San Juan de la Cruz. Dichos de luz y amor, 40.

 

A lo largo de los siglos no ha cejado el empeño del ser humano por conocerse, por descubrir lo más genuino y esencial de sí mismo. Cada época ha acentuado de alguna manera lo que ha considerado lo más distintivo de la persona. Quizá en Occidente nos ha deslumbrado sobre todo el poder de la inteligencia humana, llegando a los extremos de una razón desencarnada, instrumental, inhumana al fin.

Sin embargo, nadie podrá negar nunca desde la humilde experiencia del vivir la fuerza que en nuestra existencia tiene el deseo. Somos seres que desean, movidos constantemente por la carencia de lo que, a pesar de todo, no sabemos nombrar. Seres en constante búsqueda de una plenitud que se nos hurta, vamos tras la seducción de mil y una cosas, promesas para un deseo que no acaba de saciarse.

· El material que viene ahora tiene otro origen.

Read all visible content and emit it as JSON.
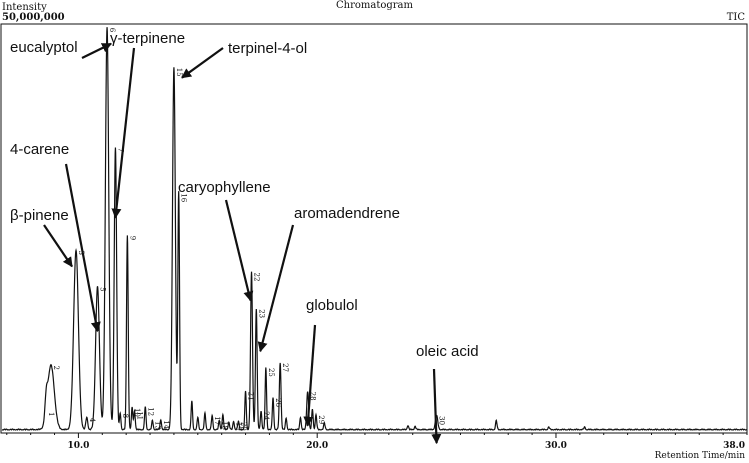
{
  "chart_data": {
    "type": "line",
    "title": "Chromatogram",
    "ylabel": "Intensity",
    "ymax_label": "50,000,000",
    "series_label": "TIC",
    "xlabel": "Retention Time/min",
    "xlim": [
      6.8,
      38.0
    ],
    "ylim": [
      0,
      50000000
    ],
    "x_ticks": [
      "10.0",
      "20.0",
      "30.0",
      "38.0"
    ],
    "grid": false,
    "peaks": [
      {
        "num": "1",
        "rt": 8.65,
        "height": 2200000,
        "width": 0.05
      },
      {
        "num": "2",
        "rt": 8.85,
        "height": 7900000,
        "width": 0.14
      },
      {
        "num": "3",
        "rt": 9.9,
        "height": 22000000,
        "width": 0.1
      },
      {
        "num": "4",
        "rt": 10.35,
        "height": 1500000,
        "width": 0.04
      },
      {
        "num": "5",
        "rt": 10.8,
        "height": 17500000,
        "width": 0.08
      },
      {
        "num": "6",
        "rt": 11.2,
        "height": 49300000,
        "width": 0.07
      },
      {
        "num": "7",
        "rt": 11.55,
        "height": 34600000,
        "width": 0.05
      },
      {
        "num": "8",
        "rt": 11.75,
        "height": 2000000,
        "width": 0.03
      },
      {
        "num": "9",
        "rt": 12.05,
        "height": 23800000,
        "width": 0.035
      },
      {
        "num": "10",
        "rt": 12.25,
        "height": 2700000,
        "width": 0.03
      },
      {
        "num": "11",
        "rt": 12.35,
        "height": 2300000,
        "width": 0.03
      },
      {
        "num": "12",
        "rt": 12.8,
        "height": 2800000,
        "width": 0.03
      },
      {
        "num": "13",
        "rt": 13.1,
        "height": 1100000,
        "width": 0.03
      },
      {
        "num": "14",
        "rt": 13.45,
        "height": 1200000,
        "width": 0.03
      },
      {
        "num": "15",
        "rt": 14.0,
        "height": 44400000,
        "width": 0.06
      },
      {
        "num": "16",
        "rt": 14.2,
        "height": 29000000,
        "width": 0.035
      },
      {
        "num": "17",
        "rt": 15.6,
        "height": 1700000,
        "width": 0.03
      },
      {
        "num": "18",
        "rt": 15.9,
        "height": 1100000,
        "width": 0.03
      },
      {
        "num": "19",
        "rt": 16.5,
        "height": 1000000,
        "width": 0.03
      },
      {
        "num": "20",
        "rt": 16.7,
        "height": 1000000,
        "width": 0.03
      },
      {
        "num": "21",
        "rt": 17.0,
        "height": 4700000,
        "width": 0.03
      },
      {
        "num": "22",
        "rt": 17.25,
        "height": 19300000,
        "width": 0.04
      },
      {
        "num": "23",
        "rt": 17.45,
        "height": 14800000,
        "width": 0.035
      },
      {
        "num": "24",
        "rt": 17.65,
        "height": 2300000,
        "width": 0.03
      },
      {
        "num": "25",
        "rt": 17.85,
        "height": 7600000,
        "width": 0.03
      },
      {
        "num": "26",
        "rt": 18.15,
        "height": 3900000,
        "width": 0.03
      },
      {
        "num": "27",
        "rt": 18.45,
        "height": 8200000,
        "width": 0.035
      },
      {
        "num": "28",
        "rt": 19.6,
        "height": 4700000,
        "width": 0.04
      },
      {
        "num": "29",
        "rt": 19.95,
        "height": 1800000,
        "width": 0.03
      },
      {
        "num": "30",
        "rt": 25.0,
        "height": 1700000,
        "width": 0.05
      }
    ],
    "minor_peaks": [
      {
        "rt": 14.75,
        "height": 3500000
      },
      {
        "rt": 15.0,
        "height": 1500000
      },
      {
        "rt": 15.3,
        "height": 2000000
      },
      {
        "rt": 16.05,
        "height": 1800000
      },
      {
        "rt": 16.3,
        "height": 900000
      },
      {
        "rt": 18.7,
        "height": 1400000
      },
      {
        "rt": 19.3,
        "height": 1500000
      },
      {
        "rt": 19.8,
        "height": 2500000
      },
      {
        "rt": 20.3,
        "height": 800000
      },
      {
        "rt": 23.8,
        "height": 500000
      },
      {
        "rt": 24.1,
        "height": 400000
      },
      {
        "rt": 27.5,
        "height": 1100000
      },
      {
        "rt": 29.7,
        "height": 300000
      },
      {
        "rt": 31.2,
        "height": 300000
      }
    ],
    "annotations": [
      {
        "text": "eucalyptol",
        "peak_rt": 11.2,
        "peak_height": 49300000
      },
      {
        "text": "γ-terpinene",
        "peak_rt": 11.55,
        "peak_height": 34600000
      },
      {
        "text": "terpinel-4-ol",
        "peak_rt": 14.0,
        "peak_height": 44400000
      },
      {
        "text": "4-carene",
        "peak_rt": 10.8,
        "peak_height": 17500000
      },
      {
        "text": "β-pinene",
        "peak_rt": 9.9,
        "peak_height": 22000000
      },
      {
        "text": "caryophyllene",
        "peak_rt": 17.25,
        "peak_height": 19300000
      },
      {
        "text": "aromadendrene",
        "peak_rt": 17.45,
        "peak_height": 14800000
      },
      {
        "text": "globulol",
        "peak_rt": 19.6,
        "peak_height": 4700000
      },
      {
        "text": "oleic acid",
        "peak_rt": 25.0,
        "peak_height": 1700000
      }
    ]
  }
}
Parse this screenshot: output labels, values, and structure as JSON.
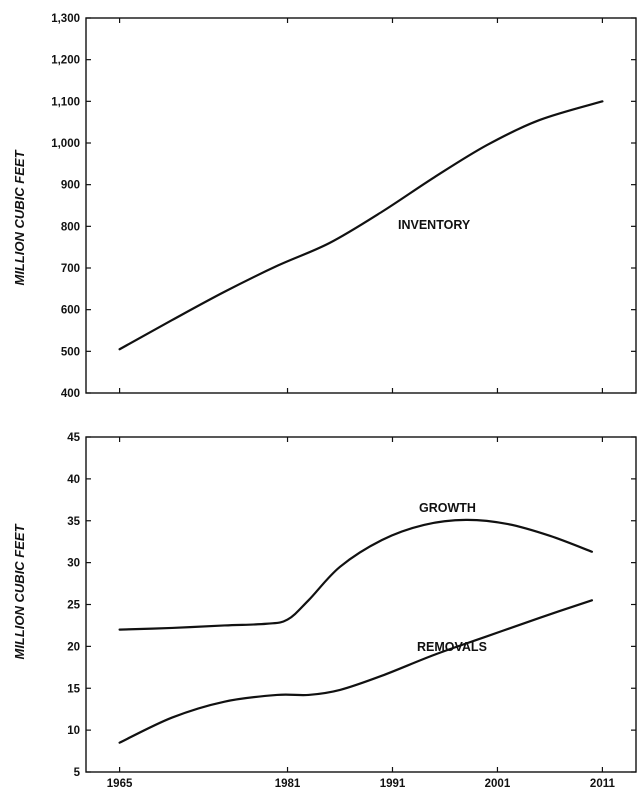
{
  "chart_data": [
    {
      "type": "line",
      "ylabel": "MILLION CUBIC FEET",
      "ylim": [
        400,
        1300
      ],
      "yticks": [
        "400",
        "500",
        "600",
        "700",
        "800",
        "900",
        "1,000",
        "1,100",
        "1,200",
        "1,300"
      ],
      "x_ticks": [
        1965,
        1981,
        1991,
        2001,
        2011
      ],
      "grid": false,
      "series": [
        {
          "name": "INVENTORY",
          "x": [
            1965,
            1970,
            1975,
            1980,
            1985,
            1990,
            1995,
            2000,
            2005,
            2011
          ],
          "y": [
            505,
            575,
            643,
            705,
            760,
            835,
            918,
            995,
            1055,
            1100
          ]
        }
      ]
    },
    {
      "type": "line",
      "ylabel": "MILLION CUBIC FEET",
      "ylim": [
        5,
        45
      ],
      "yticks": [
        "5",
        "10",
        "15",
        "20",
        "25",
        "30",
        "35",
        "40",
        "45"
      ],
      "x_ticks": [
        1965,
        1981,
        1991,
        2001,
        2011
      ],
      "xtick_labels": [
        "1965",
        "1981",
        "1991",
        "2001",
        "2011"
      ],
      "grid": false,
      "series": [
        {
          "name": "GROWTH",
          "x": [
            1965,
            1970,
            1975,
            1979,
            1981,
            1983,
            1986,
            1990,
            1994,
            1998,
            2002,
            2006,
            2010
          ],
          "y": [
            22,
            22.2,
            22.5,
            22.7,
            23.2,
            25.5,
            29.5,
            32.7,
            34.5,
            35.1,
            34.6,
            33.2,
            31.3
          ]
        },
        {
          "name": "REMOVALS",
          "x": [
            1965,
            1970,
            1975,
            1980,
            1983,
            1986,
            1990,
            1995,
            2000,
            2005,
            2010
          ],
          "y": [
            8.5,
            11.5,
            13.4,
            14.2,
            14.2,
            14.8,
            16.5,
            19,
            21.2,
            23.4,
            25.5
          ]
        }
      ]
    }
  ]
}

Juan de la Cruz conoce la fuerza del deseo, él mismo ha vivido, como todos los místicos y místicas de la historia, en pos de un único deseo en el que han centrado su persona entera. Nos llega el eco de su voz a través de los siglos para recordarnos que el deseo solamente encuentra su senda de felicidad cuando se dirige a un único horizonte, el horizonte de Dios. Entonces deja de ser una fuerza que nos desgarra, nos frustra y nos pierde en un bosque oscuro de objetos pues que, por desgracia, puede incluso tomar por objeto lo más sagrado: a Dios mismo y la persona del prójimo.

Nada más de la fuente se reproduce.